Музей суицида - Дорфман Ариэль
– Не Альенде, – благоговейно проговорила Анхелика.
– Если бы не Альенде, я бы… Как и в 1970 году, тремя годами раньше, когда его победа спасла меня от поражения, которым я считал смерть Тамары, так и теперь его поражение – и то, как он вел себя при этом, те последние слова, которыми он предсказывал лучшее будущее… все это пришло ко мне тогда, когда я сильнее всего в этом нуждался. Он был звеном той цепи, которая протянулась к моим собственным мертвецам: к Ронни с его лицом ангелочка, Иэну, который отдал свою жизнь за меня точно так же, как Альенде отдал ее за свой народ, к моей матери, пытавшейся меня уберечь и погибшей в Треблинке, всем тем товарищам, которые поддерживали жизнь в моем отце во время Гражданской войны в Испании и в Маутхаузене… Я понял, что они не хотели бы, чтобы я потерял надежду, они обратились ко мне устами Альенде. Так что – да, я обязан ему жизнью дважды.

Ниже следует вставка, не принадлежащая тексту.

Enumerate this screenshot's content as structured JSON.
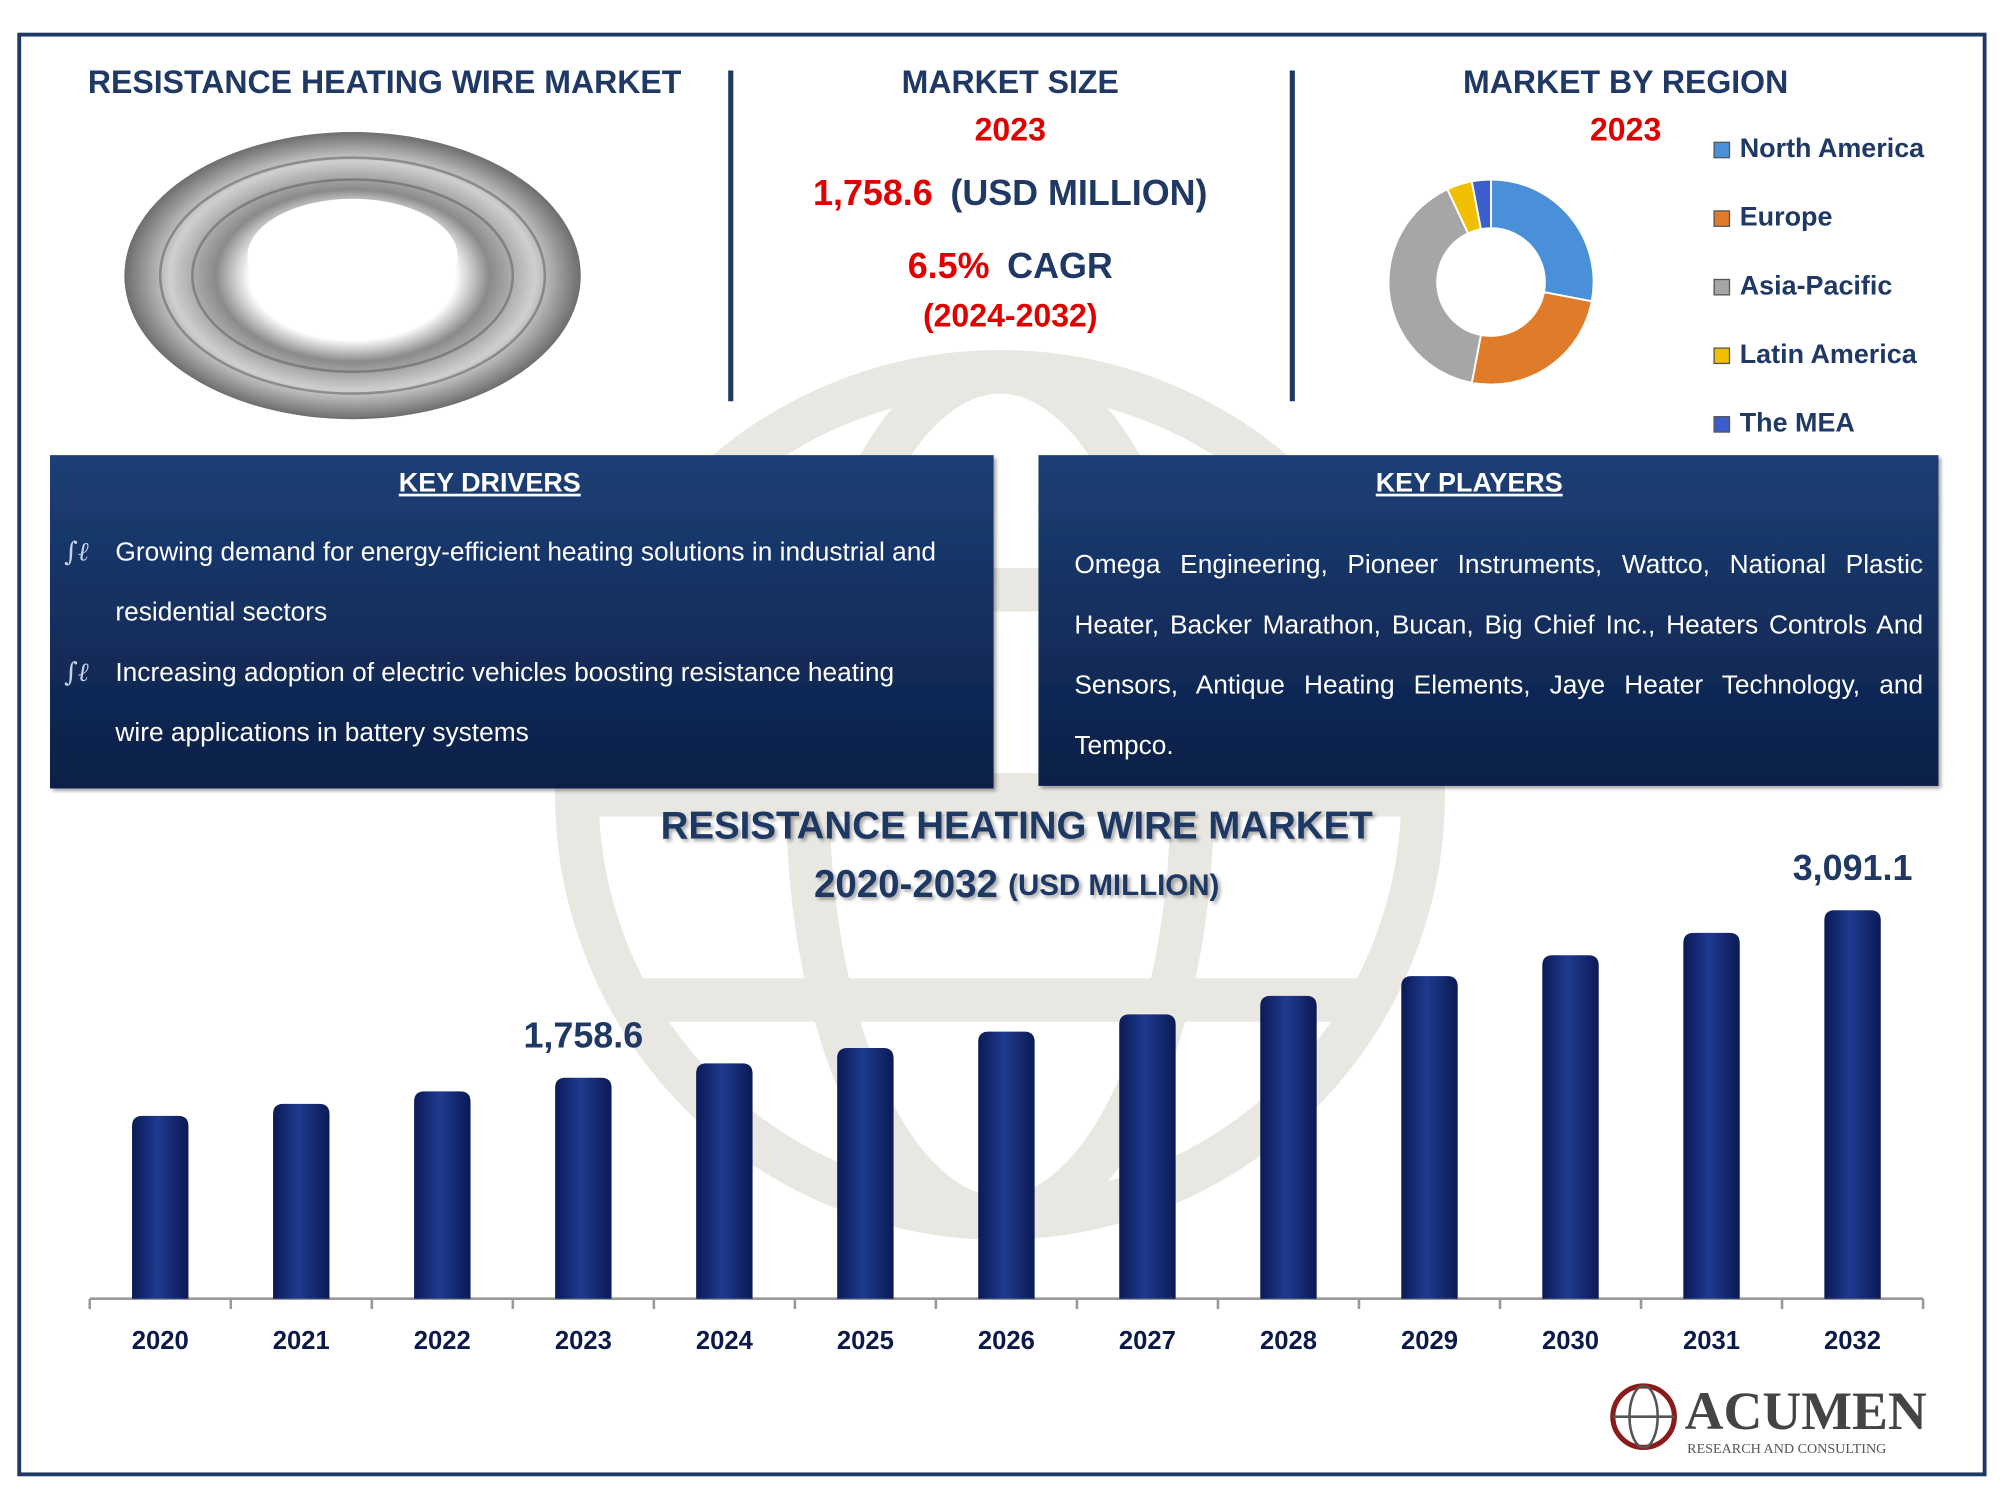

И теперь пришло время отдать должное этому моему истинному отцу, узнать правду о том, как закончилась его достойная подражания жизнь.
– Даже если он покончил с собой? – Анхелика бросила на меня взгляд, которым попросила не вмешиваться. – Ведь если бы вы знали это тогда, то, может, и не обрели бы такой воли к жизни…
– Ситуация изменилась, я изменился. Мне нужно знать. Потому что в 1973 году, когда я подумал: «Они умерли ради меня, мои любимые люди, а не я… мне надо что-то сделать с этой жизнью, которую они мне подарили», – мне было не совсем понятно, какой должна стать моя миссия. Я знал, что мне надо прикладывать усилия – но к чему именно? Да, я мог использовать свои деньги, чтобы поддерживать Сопротивление в Латинской Америке, но осознавал, что меня ждет нечто исключительное, дело, которого я не видел в 1973 году и даже в 1983-м, когда мы с вами встретились, Ариэль. Но теперь я понял, что от меня ожидается, чего от меня хотели бы моя мать, и Ронни, и Иэн, чтобы их смерть была не напрасной, что одобрил бы Альенде.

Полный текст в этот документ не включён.